About the play Sherlock Holmes at Nixon & Zimmerman's Academy of Music in Baltimore, MD (USA).
Article

Academy of Music.
When William Gillette opens his season in Baltimore in his latest and greatest success, "Sherlock Holmes," at the Academy of Music, Monday, November 12th patrons will be able to see and understand the reason why the celebrated drama enjoyed such a protracted run to capacity audiences at the Garrick Theatre, London. For thirty-six consecutive weeks last season Mr. Gillette appeared in the play to standing room only at each performance and when the theatre was closed on account of hot weather there was no decrease in the attendance. It is conceded that in this, his latest venture, Mr. Gillette has reached the highest point of art both as a dramatist and an actor and the engagement in Baltimore which is for one week with a Saturday matinee only, will beyond a doubt be one of the events of the present season. The story chosen by Mr.
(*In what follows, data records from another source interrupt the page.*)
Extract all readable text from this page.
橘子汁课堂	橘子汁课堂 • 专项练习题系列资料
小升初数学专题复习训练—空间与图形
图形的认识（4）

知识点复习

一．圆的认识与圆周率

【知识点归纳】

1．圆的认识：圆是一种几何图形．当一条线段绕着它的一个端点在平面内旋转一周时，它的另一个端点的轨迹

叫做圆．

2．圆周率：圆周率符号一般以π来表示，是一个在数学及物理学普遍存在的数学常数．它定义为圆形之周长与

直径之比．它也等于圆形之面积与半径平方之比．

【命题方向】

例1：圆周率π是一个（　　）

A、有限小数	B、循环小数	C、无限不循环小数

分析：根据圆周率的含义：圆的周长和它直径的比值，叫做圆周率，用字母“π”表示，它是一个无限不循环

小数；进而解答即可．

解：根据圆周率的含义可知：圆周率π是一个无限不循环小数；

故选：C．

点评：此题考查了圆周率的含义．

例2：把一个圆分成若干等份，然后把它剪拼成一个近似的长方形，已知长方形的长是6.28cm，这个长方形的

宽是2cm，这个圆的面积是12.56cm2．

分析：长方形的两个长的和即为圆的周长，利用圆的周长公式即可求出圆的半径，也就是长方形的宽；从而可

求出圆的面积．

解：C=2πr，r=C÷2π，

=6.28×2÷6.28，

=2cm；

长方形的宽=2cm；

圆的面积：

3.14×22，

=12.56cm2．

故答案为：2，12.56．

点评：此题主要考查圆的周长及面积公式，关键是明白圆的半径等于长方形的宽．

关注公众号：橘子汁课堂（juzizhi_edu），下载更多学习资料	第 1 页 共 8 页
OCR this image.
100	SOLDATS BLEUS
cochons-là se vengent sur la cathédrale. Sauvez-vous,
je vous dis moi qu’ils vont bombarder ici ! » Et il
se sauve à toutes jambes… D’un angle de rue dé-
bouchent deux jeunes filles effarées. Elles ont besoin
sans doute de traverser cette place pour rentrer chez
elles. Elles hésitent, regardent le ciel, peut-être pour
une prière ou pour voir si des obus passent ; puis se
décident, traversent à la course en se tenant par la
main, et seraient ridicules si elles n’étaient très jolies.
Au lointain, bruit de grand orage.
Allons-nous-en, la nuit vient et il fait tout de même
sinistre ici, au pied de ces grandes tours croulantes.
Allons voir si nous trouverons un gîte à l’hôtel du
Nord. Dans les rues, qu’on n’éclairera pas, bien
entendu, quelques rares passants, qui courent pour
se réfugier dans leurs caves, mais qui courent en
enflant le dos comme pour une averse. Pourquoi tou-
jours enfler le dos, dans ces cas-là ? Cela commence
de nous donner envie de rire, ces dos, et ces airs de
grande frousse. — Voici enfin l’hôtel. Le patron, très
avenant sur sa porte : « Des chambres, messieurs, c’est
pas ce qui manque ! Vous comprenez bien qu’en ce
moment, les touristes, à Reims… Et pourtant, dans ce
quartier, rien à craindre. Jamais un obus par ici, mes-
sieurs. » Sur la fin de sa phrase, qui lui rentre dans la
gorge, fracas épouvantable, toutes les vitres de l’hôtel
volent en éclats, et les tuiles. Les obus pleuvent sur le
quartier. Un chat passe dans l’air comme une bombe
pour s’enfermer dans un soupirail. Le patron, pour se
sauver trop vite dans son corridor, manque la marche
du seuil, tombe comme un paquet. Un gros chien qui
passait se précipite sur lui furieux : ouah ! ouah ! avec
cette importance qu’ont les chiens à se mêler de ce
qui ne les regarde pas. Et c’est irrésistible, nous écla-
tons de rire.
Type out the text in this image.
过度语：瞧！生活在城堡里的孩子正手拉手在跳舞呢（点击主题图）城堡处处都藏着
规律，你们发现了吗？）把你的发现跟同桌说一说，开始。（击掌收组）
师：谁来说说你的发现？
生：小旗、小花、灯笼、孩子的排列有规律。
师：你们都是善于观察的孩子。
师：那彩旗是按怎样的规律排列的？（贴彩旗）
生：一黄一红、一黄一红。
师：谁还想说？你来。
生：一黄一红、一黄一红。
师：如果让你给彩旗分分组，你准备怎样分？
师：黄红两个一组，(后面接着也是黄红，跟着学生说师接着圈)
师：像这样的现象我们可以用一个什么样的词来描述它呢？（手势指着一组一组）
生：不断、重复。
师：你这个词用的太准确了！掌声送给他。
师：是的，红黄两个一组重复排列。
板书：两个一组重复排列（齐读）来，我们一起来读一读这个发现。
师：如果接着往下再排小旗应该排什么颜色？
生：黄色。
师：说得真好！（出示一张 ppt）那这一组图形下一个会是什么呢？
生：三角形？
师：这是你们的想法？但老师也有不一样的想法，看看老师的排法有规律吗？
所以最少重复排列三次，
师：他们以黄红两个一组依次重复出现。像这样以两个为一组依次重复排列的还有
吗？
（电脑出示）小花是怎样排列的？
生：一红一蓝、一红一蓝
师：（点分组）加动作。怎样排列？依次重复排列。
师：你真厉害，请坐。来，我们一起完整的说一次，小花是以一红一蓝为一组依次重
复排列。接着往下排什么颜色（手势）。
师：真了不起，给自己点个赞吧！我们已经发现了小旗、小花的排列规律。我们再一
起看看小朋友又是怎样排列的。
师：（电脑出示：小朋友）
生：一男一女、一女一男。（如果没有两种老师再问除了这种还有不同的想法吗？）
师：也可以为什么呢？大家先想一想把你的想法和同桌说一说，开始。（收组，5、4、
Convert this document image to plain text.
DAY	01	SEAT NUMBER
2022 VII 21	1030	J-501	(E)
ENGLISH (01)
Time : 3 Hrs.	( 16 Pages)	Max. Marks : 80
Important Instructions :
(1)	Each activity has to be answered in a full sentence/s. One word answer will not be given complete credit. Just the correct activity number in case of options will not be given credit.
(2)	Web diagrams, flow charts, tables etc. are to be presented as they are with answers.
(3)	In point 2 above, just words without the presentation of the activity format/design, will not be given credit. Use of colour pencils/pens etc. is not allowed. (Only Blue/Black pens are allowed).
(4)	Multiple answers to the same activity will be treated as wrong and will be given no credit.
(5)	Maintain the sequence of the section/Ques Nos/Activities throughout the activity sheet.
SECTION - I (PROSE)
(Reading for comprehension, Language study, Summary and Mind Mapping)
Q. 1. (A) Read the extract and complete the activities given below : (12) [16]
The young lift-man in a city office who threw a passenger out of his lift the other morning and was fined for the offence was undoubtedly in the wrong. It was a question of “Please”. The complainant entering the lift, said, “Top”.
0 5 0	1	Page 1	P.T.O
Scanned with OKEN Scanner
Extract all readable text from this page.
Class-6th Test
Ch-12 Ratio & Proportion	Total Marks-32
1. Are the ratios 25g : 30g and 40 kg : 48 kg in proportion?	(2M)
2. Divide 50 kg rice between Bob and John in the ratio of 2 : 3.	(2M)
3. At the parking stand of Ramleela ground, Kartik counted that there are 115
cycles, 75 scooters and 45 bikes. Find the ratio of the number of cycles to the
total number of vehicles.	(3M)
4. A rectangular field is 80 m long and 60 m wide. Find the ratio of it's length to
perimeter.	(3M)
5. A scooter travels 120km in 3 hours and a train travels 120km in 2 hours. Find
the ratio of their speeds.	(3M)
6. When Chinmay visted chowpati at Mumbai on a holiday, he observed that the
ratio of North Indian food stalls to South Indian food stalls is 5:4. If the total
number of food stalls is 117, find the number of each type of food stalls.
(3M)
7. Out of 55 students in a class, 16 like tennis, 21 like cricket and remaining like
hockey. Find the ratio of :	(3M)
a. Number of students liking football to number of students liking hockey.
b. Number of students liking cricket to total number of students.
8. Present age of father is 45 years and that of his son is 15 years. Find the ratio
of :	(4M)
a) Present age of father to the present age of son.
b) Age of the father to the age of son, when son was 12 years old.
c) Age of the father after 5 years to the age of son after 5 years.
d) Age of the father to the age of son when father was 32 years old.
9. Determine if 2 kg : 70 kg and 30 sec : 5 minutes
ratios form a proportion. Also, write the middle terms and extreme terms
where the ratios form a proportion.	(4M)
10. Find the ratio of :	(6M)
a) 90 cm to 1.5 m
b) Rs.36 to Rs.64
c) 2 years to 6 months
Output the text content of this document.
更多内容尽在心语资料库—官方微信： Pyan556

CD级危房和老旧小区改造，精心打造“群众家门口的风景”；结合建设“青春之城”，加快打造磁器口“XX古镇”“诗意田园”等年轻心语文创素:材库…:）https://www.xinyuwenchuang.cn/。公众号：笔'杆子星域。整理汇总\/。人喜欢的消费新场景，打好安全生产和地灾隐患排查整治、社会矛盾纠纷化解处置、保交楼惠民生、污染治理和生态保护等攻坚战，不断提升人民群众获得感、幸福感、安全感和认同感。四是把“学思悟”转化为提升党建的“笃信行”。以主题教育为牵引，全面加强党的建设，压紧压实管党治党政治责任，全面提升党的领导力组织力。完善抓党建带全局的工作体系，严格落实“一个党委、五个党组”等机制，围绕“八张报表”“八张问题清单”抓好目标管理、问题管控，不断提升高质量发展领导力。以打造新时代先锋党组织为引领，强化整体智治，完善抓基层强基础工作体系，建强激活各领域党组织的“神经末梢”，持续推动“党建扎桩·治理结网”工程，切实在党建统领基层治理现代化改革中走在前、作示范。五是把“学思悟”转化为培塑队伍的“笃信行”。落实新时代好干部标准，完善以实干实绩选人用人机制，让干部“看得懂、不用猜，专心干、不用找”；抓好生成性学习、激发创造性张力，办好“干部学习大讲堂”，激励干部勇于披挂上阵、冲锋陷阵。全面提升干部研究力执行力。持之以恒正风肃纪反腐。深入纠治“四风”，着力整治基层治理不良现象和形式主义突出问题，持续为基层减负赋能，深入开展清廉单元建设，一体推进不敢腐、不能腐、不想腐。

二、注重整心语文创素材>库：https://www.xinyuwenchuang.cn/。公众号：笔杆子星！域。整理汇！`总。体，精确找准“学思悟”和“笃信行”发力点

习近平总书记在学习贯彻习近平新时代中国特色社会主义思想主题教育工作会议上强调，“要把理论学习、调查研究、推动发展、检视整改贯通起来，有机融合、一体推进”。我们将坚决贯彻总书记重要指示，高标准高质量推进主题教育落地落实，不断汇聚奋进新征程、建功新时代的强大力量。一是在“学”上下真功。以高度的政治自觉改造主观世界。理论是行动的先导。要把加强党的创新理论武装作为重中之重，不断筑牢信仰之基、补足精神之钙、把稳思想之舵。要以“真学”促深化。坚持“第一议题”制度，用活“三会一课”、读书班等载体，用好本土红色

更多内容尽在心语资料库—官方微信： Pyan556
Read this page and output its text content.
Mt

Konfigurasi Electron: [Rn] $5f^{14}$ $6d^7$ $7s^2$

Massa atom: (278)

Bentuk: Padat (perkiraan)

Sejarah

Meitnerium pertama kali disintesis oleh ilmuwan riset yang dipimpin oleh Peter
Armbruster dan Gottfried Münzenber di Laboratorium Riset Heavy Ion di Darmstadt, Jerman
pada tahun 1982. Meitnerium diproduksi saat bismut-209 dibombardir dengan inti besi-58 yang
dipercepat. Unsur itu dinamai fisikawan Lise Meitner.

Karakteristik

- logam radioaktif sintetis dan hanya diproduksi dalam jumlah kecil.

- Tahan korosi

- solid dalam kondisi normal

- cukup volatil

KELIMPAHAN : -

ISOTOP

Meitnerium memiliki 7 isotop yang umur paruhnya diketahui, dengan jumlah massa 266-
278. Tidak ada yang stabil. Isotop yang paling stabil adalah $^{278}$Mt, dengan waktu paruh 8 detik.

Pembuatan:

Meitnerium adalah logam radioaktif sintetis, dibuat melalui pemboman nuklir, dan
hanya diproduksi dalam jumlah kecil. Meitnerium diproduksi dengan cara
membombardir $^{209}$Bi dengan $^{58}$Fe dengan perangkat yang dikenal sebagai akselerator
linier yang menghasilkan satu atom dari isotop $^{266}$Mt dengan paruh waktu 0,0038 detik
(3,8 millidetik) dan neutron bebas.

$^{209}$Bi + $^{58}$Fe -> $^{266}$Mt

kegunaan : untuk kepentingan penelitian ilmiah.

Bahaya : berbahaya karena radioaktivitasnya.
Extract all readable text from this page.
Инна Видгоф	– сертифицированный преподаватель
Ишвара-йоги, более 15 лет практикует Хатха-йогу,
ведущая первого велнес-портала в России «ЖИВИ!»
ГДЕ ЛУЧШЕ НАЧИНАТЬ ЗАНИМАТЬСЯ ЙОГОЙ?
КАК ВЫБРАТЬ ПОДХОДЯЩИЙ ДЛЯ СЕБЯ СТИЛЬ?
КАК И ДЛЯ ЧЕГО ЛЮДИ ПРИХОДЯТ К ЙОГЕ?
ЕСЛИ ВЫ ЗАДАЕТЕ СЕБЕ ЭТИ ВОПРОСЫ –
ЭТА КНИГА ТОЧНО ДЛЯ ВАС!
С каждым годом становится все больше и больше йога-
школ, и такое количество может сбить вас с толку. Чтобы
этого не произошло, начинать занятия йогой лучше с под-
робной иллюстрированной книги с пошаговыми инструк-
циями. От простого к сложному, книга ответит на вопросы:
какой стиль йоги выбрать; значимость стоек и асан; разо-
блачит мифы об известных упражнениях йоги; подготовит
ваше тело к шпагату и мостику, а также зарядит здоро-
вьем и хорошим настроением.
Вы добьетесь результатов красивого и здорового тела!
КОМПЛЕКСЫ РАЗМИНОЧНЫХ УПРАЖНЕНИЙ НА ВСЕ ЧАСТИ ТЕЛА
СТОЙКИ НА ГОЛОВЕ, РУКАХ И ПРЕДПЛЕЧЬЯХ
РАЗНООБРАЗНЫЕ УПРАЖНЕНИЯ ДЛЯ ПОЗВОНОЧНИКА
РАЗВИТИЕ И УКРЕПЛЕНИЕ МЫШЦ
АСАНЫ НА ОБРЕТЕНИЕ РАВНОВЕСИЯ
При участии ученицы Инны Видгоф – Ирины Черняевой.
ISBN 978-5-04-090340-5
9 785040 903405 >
Gillette is strongly dramatic and designed to give one a complete idea of Dr. A. Conan Doyle's series in the course of an evening's performance. Dr. Doyle's book will be immediately recognized, but there will be the added delight of enjoying all that is best in the famous detective stories at a glance, as it were, and of becoming acquainted in the flesh and blood with the various characters so familiar to all readers of contemporaneous fiction, while the meeting with Sherlock Holmes in the person of William Gillette will be a surprise in realism for it is admitted that no book hero has ever been so completely and fascinatingly realized as the great detective of fiction in Mr. Gillette's incarnation of him. He is all that the fancy has painted and a little more too. In voice, manner appearance and mental processes, the actor's "Sherlock Holmes" is declared to meet every requirement of the book, and fill the eye with pleasant as well as poetic satisfaction. The canvas like clearness of the whole thing, its dramatic intensity and romantic charm, makes it intensely satisfactory to the audience and has made it one of the most popular plays of recent times.